Рука Алексы дрогнула, когда она выполняла его просьбу, и ей понадобилось мужество, чтобы взглянуть ему в лицо. Джованни смотрел на нее, разглядывая подведенные черной тушью глаза и ярко-красные губы, дрожавшие от страха. Его глаза сверкали от гнева.

– Так когда же ты собиралась сказать мне? – спросил он тоном, в котором бурлила тихая угроза.

– Джованни…

– Когда? – продолжал он. – Когда ему исполнилось бы восемнадцать? Или когда он окончил бы колледж? Или когда женился?

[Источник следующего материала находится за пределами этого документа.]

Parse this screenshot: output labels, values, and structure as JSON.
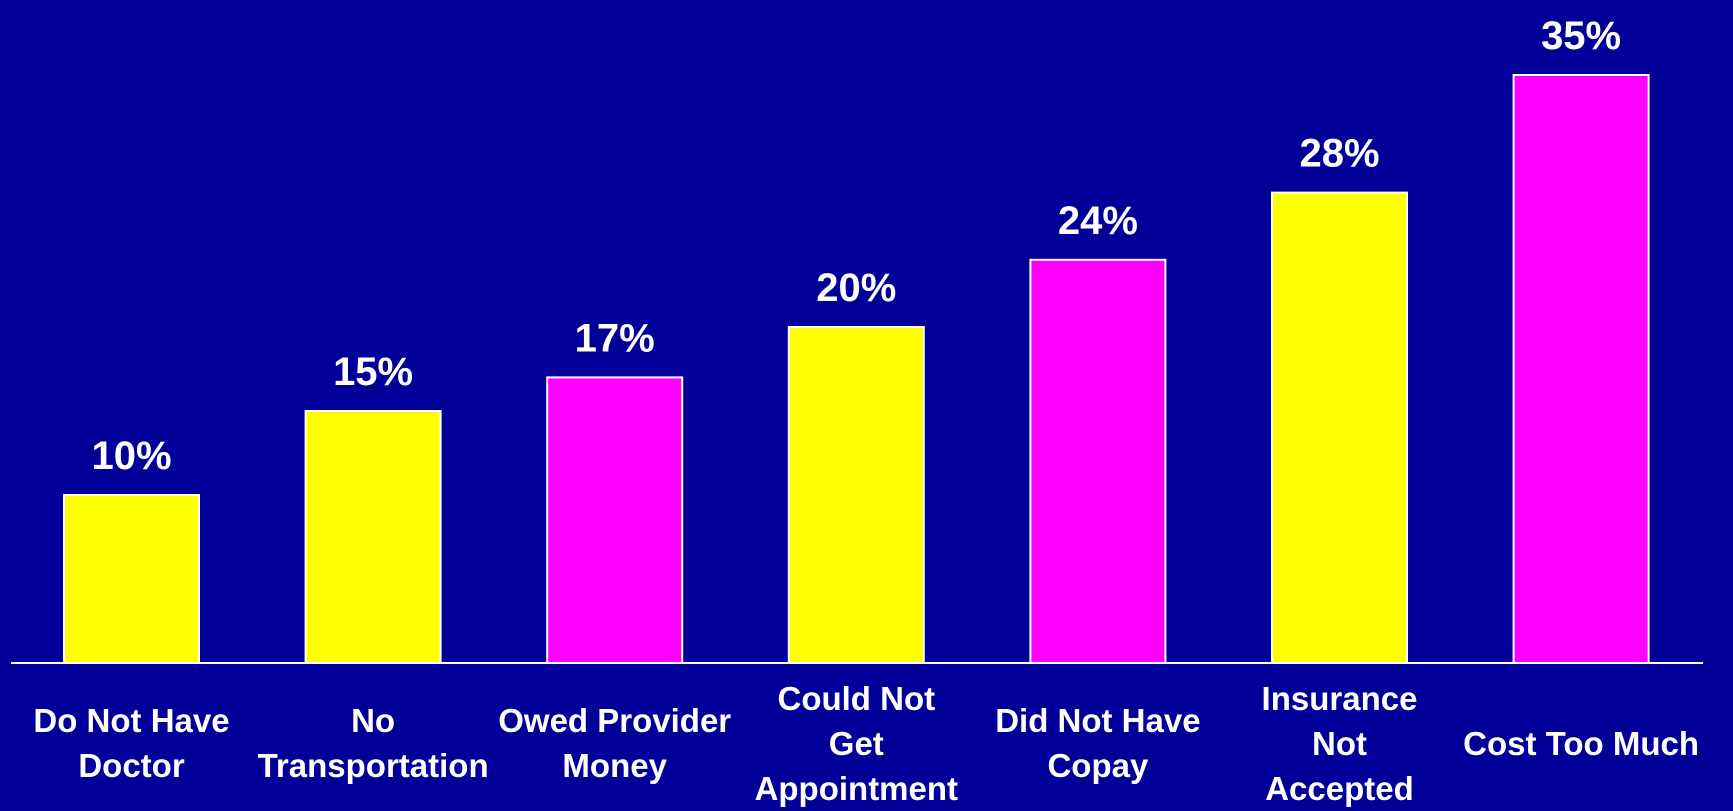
{
  "chart_data": {
    "type": "bar",
    "categories": [
      "Do Not Have Doctor",
      "No Transportation",
      "Owed Provider Money",
      "Could Not Get Appointment",
      "Did Not Have Copay",
      "Insurance Not Accepted",
      "Cost Too Much"
    ],
    "values": [
      10,
      15,
      17,
      20,
      24,
      28,
      35
    ],
    "value_labels": [
      "10%",
      "15%",
      "17%",
      "20%",
      "24%",
      "28%",
      "35%"
    ],
    "colors": [
      "#ffff00",
      "#ffff00",
      "#ff00ff",
      "#ffff00",
      "#ff00ff",
      "#ffff00",
      "#ff00ff"
    ]
  }
}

А я был бы чужой на этом празднике жизни – неизвестный отец, чья кровь и чье тело отвергались женщиной все эти годы? – Он понизил голос и стал надвигаться на нее. – А если бы он умер…

– Прекрати! – выдохнула она, зажимая руками уши.

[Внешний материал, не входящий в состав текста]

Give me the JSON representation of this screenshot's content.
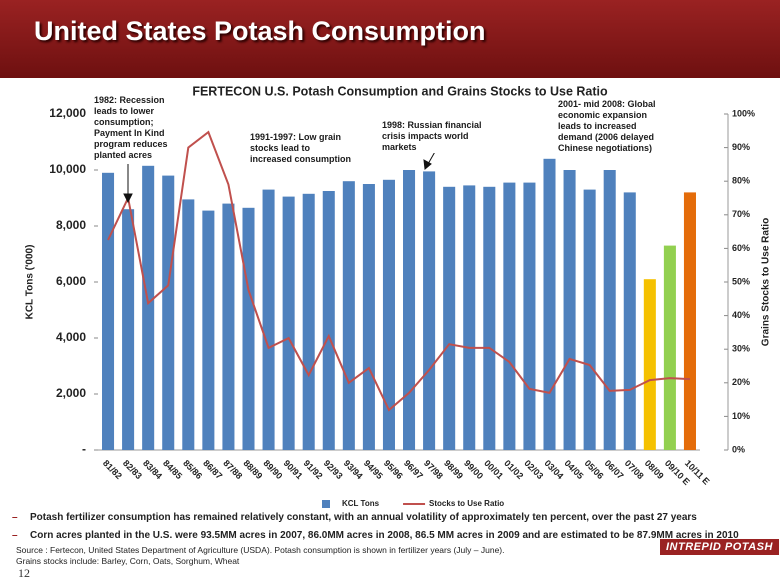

– Если бы он умер, – с жесткостью продолжал он, наслаждаясь тем, что так задел ее, – что тогда? Я никогда бы об этом не узнал, да, Алекса? Не узнал о том, что мой сын родился, жил и умер, а я так ни разу не увидел его?

– Нет! – простонала она, потому что, как ни закрывала она уши, его слова стучали в висках словно молоток.

Он резко оторвал руки от ее лица.

– Как ты с этим жила? – безжалостно продолжил он.

– Я сделала это ради него.

– Нет, лжешь, маленькая сучка, ты сделала это ради себя. Ты, сделала это, потому что хотела держать его при себе!

Он схватил ее за локти, крепко сжал, и Алекса изогнулась, отчаянно пытаясь высвободиться. Но Джованни был более ловким, чем она. Он крепко прижал ее к своему телу, и глаза Алексы расширились от страха, когда он нагнул к ней свою темную голову.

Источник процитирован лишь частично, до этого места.